The Stratus completes the revamping of the Dodge lineup, a marque that Chrysler has been attempting to sharply define as a leader in performance, design and value.
That attempt has been mostly successful with Dodge logging record sales, increasing brand loyalty and an upsurge in "conquest" sales - wooing buyers away from other marques.
Martin R. Levine, Dodge Division general manager, summed it up this way:
"The introduction of the all-new Dodge Stratus helps make the Dodge product lineup one of the freshest in the industry. Viper was introduced in 1992, Intrepid in 1993, the Ram pickup in 1994, Neon sedan and coupe in 19941/2, the Avenger and Stratus in 1995, and the new Caravan (reviewed on these pages last week) is coming this spring."

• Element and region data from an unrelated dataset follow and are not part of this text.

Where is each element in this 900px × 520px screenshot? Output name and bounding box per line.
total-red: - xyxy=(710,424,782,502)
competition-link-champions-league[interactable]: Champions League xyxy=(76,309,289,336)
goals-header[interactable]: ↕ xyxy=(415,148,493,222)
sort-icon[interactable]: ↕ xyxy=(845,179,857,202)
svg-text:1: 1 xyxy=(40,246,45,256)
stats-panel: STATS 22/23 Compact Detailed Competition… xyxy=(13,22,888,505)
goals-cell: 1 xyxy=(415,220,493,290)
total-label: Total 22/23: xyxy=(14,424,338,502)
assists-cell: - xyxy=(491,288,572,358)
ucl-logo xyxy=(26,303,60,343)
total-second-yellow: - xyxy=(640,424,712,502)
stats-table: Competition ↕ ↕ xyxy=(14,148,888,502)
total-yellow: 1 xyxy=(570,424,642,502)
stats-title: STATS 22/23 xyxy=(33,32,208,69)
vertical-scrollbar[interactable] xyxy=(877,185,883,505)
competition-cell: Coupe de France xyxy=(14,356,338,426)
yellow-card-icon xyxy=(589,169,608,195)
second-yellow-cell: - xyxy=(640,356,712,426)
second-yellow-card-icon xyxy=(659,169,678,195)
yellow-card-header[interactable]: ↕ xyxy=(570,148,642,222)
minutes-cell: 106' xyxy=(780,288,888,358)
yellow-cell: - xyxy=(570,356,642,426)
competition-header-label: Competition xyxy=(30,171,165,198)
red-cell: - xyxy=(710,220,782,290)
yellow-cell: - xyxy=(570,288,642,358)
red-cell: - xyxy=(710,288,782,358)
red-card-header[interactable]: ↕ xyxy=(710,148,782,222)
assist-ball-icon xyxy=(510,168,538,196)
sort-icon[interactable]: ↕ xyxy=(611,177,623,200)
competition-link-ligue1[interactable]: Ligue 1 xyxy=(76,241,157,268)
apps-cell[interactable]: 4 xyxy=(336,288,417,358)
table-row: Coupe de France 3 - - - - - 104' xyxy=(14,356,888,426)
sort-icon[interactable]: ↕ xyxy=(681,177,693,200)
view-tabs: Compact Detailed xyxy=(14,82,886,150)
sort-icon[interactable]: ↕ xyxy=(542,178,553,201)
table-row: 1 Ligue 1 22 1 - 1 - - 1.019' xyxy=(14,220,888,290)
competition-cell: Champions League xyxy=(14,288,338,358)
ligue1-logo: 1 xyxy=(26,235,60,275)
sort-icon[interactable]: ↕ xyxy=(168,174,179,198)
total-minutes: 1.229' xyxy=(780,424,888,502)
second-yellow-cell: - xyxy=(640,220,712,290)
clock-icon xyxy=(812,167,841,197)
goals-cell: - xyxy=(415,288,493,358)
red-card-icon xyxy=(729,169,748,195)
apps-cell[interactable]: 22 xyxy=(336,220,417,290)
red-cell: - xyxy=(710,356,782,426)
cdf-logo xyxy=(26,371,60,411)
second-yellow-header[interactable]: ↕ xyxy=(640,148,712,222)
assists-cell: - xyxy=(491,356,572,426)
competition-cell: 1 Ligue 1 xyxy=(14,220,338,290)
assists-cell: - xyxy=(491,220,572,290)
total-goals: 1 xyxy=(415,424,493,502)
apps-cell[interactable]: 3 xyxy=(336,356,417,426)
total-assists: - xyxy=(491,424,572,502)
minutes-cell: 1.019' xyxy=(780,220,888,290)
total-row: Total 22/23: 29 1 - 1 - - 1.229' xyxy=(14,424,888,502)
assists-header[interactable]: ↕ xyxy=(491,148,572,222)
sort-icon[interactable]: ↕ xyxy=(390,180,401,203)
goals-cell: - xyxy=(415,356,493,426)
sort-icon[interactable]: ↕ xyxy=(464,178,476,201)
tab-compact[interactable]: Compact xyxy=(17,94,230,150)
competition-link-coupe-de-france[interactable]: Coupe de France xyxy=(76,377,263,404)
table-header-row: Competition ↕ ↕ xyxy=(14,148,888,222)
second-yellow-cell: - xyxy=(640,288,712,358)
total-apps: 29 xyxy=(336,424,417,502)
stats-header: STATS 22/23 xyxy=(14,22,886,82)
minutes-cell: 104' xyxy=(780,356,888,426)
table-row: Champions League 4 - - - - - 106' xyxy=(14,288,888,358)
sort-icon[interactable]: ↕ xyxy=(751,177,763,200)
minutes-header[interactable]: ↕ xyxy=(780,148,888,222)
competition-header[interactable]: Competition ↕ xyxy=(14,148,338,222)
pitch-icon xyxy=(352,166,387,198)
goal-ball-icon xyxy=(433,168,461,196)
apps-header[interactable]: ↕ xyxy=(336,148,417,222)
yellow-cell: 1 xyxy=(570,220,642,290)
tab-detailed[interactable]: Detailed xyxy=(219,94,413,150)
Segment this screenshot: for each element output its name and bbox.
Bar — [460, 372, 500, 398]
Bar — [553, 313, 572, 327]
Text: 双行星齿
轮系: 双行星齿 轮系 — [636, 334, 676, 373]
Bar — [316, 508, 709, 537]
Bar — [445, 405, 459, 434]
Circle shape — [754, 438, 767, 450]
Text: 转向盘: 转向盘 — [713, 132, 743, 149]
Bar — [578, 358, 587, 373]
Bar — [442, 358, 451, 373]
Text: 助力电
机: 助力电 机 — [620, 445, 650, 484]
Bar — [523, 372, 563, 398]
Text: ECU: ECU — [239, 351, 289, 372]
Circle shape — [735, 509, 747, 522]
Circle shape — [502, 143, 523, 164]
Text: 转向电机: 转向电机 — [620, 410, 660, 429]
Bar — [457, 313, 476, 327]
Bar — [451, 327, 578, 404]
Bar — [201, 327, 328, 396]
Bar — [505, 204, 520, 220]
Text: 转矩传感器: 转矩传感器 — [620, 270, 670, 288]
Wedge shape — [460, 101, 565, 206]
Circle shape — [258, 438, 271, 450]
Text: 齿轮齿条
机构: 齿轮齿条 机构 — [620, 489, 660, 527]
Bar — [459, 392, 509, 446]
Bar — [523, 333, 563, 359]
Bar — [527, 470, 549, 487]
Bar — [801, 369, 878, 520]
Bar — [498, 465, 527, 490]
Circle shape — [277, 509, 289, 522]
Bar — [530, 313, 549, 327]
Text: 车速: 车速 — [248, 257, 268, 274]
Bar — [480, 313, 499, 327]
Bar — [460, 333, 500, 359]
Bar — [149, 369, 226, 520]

Levine said Chrysler Corp.'s vision of a few years ago was to fill Dodge showrooms with a full line of vehicles that were exciting to drive and affordable for a wide range of buyers. Design, interior and safety were also high priorities.
He said the demographics of Dodge customers has changed radically as a result of the new focus: They are younger and more affluent than Dodge shoppers of the late 1980s and demonstrate a pride of ownership often found only among import owners.